Mothership Connection - Parliament
By: Ian Hoffman
Sunday School
MOTHERSHIP CONNECTION
Sunday School takes another look at a classic album worth revisiting years after its release. EMMIE staff handpick releases that shaped a genre, defined a generation or deserve a little more recognition. Keep up with Sunday School for your weekly dose of dusted-off classics + throwbacks that merit a second spin.
The civil rights movement was a passionate breath of optimism for African-Americans in the United States, but by the early ‘70s, this bright future waned into a police state where Black liberation was uncertain. The activists of the past had paved the way for progress, but the specific shape of a liberated future remained elusive in a society still gripped by systemic pushback. Concurrently, James Brown and Sly Stone had developed a funk movement that fostered a Black identity on top of the music prowess of soul and blues. While these important musicians created the basis of funk, it was George Clinton who pushed funk into a new world: both literally and figuratively.
Clinton visualized this disconcerting truth, "we had put Black people in situations nobody ever thought they would be in, like the White House. I figured another place you wouldn't think Black people would be was in outer space.”
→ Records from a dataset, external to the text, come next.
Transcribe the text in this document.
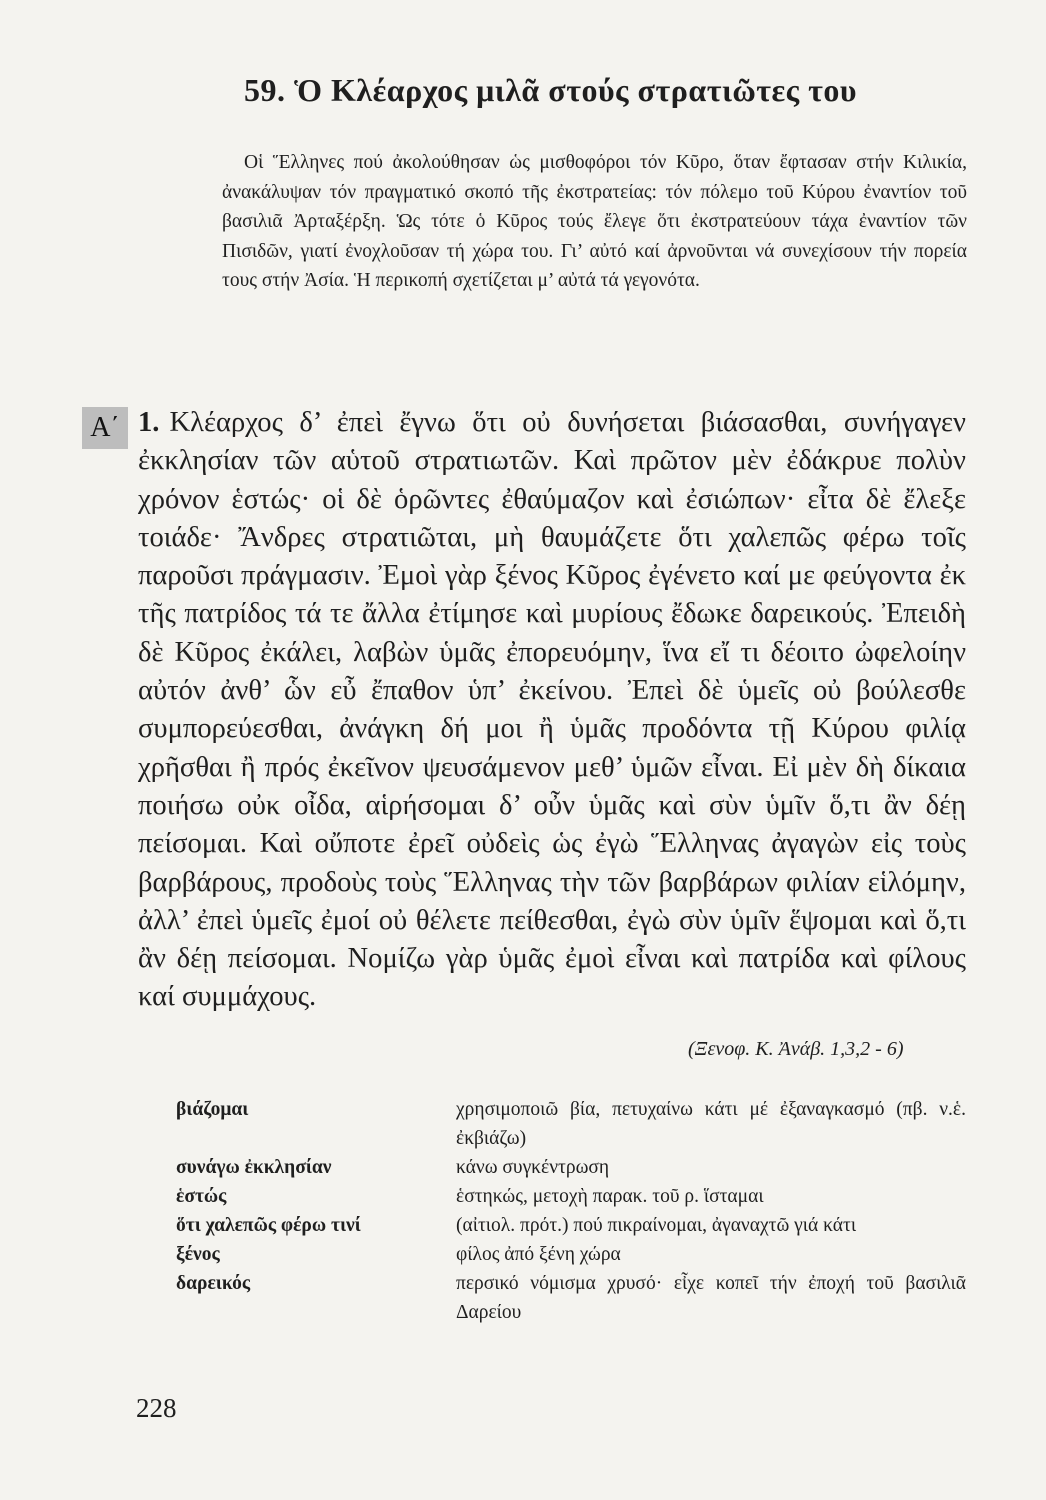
59. Ὁ Κλέαρχος μιλᾶ στούς στρατιῶτες του
Οἱ Ἕλληνες πού ἀκολούθησαν ὡς μισθοφόροι τόν Κῦρο, ὅταν ἔφτασαν στήν Κιλικία, ἀνακάλυψαν τόν πραγματικό σκοπό τῆς ἐκστρατείας: τόν πόλεμο τοῦ Κύρου ἐναντίον τοῦ βασιλιᾶ Ἀρταξέρξη. Ὡς τότε ὁ Κῦρος τούς ἔλεγε ὅτι ἐκστρατεύουν τάχα ἐναντίον τῶν Πισιδῶν, γιατί ἐνοχλοῦσαν τή χώρα του. Γι’ αὐτό καί ἀρνοῦνται νά συνεχίσουν τήν πορεία τους στήν Ἀσία. Ἡ περικοπή σχετίζεται μ’ αὐτά τά γεγονότα.
Α΄ 1. Κλέαρχος δ’ ἐπεὶ ἔγνω ὅτι οὐ δυνήσεται βιάσασθαι, συνήγαγεν ἐκκλησίαν τῶν αὑτοῦ στρατιωτῶν. Καὶ πρῶτον μὲν ἐδάκρυε πολὺν χρόνον ἑστώς· οἱ δὲ ὁρῶντες ἐθαύμαζον καὶ ἐσιώπων· εἶτα δὲ ἔλεξε τοιάδε· Ἄνδρες στρατιῶται, μὴ θαυμάζετε ὅτι χαλεπῶς φέρω τοῖς παροῦσι πράγμασιν. Ἐμοὶ γὰρ ξένος Κῦρος ἐγένετο καί με φεύγοντα ἐκ τῆς πατρίδος τά τε ἄλλα ἐτίμησε καὶ μυρίους ἔδωκε δαρεικούς. Ἐπειδὴ δὲ Κῦρος ἐκάλει, λαβὼν ὑμᾶς ἐπορευόμην, ἵνα εἴ τι δέοιτο ὠφελοίην αὐτόν ἀνθ’ ὧν εὖ ἔπαθον ὑπ’ ἐκείνου. Ἐπεὶ δὲ ὑμεῖς οὐ βούλεσθε συμπορεύεσθαι, ἀνάγκη δή μοι ἢ ὑμᾶς προδόντα τῇ Κύρου φιλίᾳ χρῆσθαι ἢ πρός ἐκεῖνον ψευσάμενον μεθ’ ὑμῶν εἶναι. Εἰ μὲν δὴ δίκαια ποιήσω οὐκ οἶδα, αἱρήσομαι δ’ οὖν ὑμᾶς καὶ σὺν ὑμῖν ὅ,τι ἂν δέῃ πείσομαι. Καὶ οὔποτε ἐρεῖ οὐδεὶς ὡς ἐγὼ Ἕλληνας ἀγαγὼν εἰς τοὺς βαρβάρους, προδοὺς τοὺς Ἕλληνας τὴν τῶν βαρβάρων φιλίαν εἱλόμην, ἀλλ’ ἐπεὶ ὑμεῖς ἐμοί οὐ θέλετε πείθεσθαι, ἐγὼ σὺν ὑμῖν ἕψομαι καὶ ὅ,τι ἂν δέῃ πείσομαι. Νομίζω γὰρ ὑμᾶς ἐμοὶ εἶναι καὶ πατρίδα καὶ φίλους καί συμμάχους.
(Ξενοφ. Κ. Ἀνάβ. 1,3,2 - 6)
βιάζομαι	χρησιμοποιῶ βία, πετυχαίνω κάτι μέ ἐξαναγκασμό (πβ. ν.ἑ. ἐκβιάζω)
συνάγω ἐκκλησίαν	κάνω συγκέντρωση
ἑστώς	ἑστηκώς, μετοχὴ παρακ. τοῦ ρ. ἵσταμαι
ὅτι χαλεπῶς φέρω τινί	(αἰτιολ. πρότ.) πού πικραίνομαι, ἀγαναχτῶ γιά κάτι
ξένος	φίλος ἀπό ξένη χώρα
δαρεικός	περσικό νόμισμα χρυσό· εἶχε κοπεῖ τήν ἐποχή τοῦ βασιλιᾶ Δαρείου
228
Clinton organized dozens of musicians into a touring powerhouse of radical psychedelia known simply as Parliament-Funkadelic, or rather, P-Funk. This collective spawned groups like the Brides of Funkenstein, Bootsy’s Rubber Band, Parlet and of course the core pillars Parliament and Funkadelic.
The consummation of P-Funk resulted in the collective’s first and definitive album, Mothership Connection. The record imagined a reality in which funk is ushered onto Earth by Clinton’s various alter egos, beamed straight from the mothership that he emerges from in the cover. This afrofuturist mythology pictured Black culture at the boundaries of human capability, a dream in which African-Americans are present in places that they weren’t in this post-segregated society.
The opening track P-Funk (Wants To Get Funked Up) starts with a reference to the overwhelmingly white sci-fi anthology The Outer Limits: Clinton effectively ‘decolonizes’ the show by instead having Lollipop Man (an alter ego of Clinton) take control of the listeners’ radio and proclaim that “funk not only moves, it can re-move.” Clinton’s lyrics suggest that P-Funk is not just music, but almost a religious experience brought by aliens to Earth for the purpose of partying and grooving.
Mothership Connection would not be quite as timeless without the performances of the Parliament-Funkadelic collective that featured Clinton emerging from a thousand-pound aluminum mothership live on stage to the shock of viewers. The no-expenses-spared performances of P-Funk not only reinforced the afrofuturist mythology, but was an example of the increasing capability of Black experimentation to see tangible success in America.
George Clinton’s influence on modern music cannot be overstated. Integrating social themes in an electrifying genre, he laid the groundwork for hip-hop and the Mothership Connection provides not only enduring tracks, but an expansion of the possibilities for African-Americans in contemporary culture, on Earth and across the galaxy.